Being alone after four weeks of near constant companionship was quite jarring.

Or maybe it was because of the person I’d been with.

Even sleeping had felt somewhat strange, despite how tired I’d been after my rush to the airport. I was so used to Theo being down the hall and hearing him moving about—not to mention that most nights over the past week had been us sleeping together.

Even after our little disagreement on Thursday night there’d been comfort in hearing him shuffling around the cottage.

But now, as I stood in my familiar kitchen, scooping beans into my coffee machine, I was very, very alone.

There was no creaking of floorboards as he walked across the upstairs hallway. No rush of water from the shower or sink. No mumbling about something under his breath as he organised his thoughts.

Even with the sound of the coffee machine whirring to life, it was too quiet.

When had I become so accustomed to Theo being around?

Was I missing him right now?

Shit.

I was.

I was missing him.

I took my cup from the machine and wandered back into the living room. For a moment, I almost turned back to make another cup before remembering that there was nobody to make one for.

There was just me.

Ha.

This was a mess.

To think I’d come back for Aunt Fizz’s birthday to clear my head and end up even more confused.

How was it that I was missing him this much already? How was I going to cope when, in two weeks, our little cohabitation period was over?

More to the point, why was I missing him so much? Was it comfort? Or was it my sneaky little feelings rearing their head?

The latter terrified me. I didn’t want to feel anything like this for him. There was no way me liking Theo romantically would ever end up well—it would complicate every facet of my life.

I said that like having sex with him didn’t do that very thing.

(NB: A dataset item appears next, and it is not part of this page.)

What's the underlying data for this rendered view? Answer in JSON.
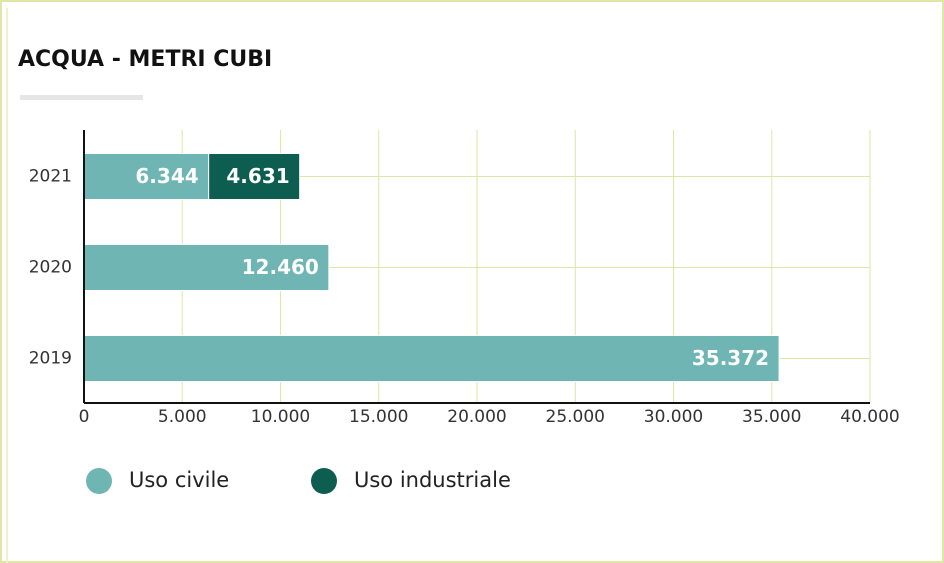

I finished my coffee, sighed, and headed upstairs to the bathroom to shower. Thankfully, I’d bought all my toiletries when we’d arrived in Buckley Heath, so my bathroom was still well-stocked with the necessities.

I showered quickly, brushed my teeth, and shuffled back to my bedroom. I was in no rush—Aunt Fizz’s party wasn’t until later, but I had a very important date with my bed.

Namely sitting on it for the next forty-five minutes in nothing but a towel while I air-dried.

I sat down and grabbed my phone from the pillow. Heidi had said to save her some time tomorrow, but I wasn’t sure I could spend this day alone. I fired off a quick text to her asking if she was around, and my phone buzzed just mere seconds later.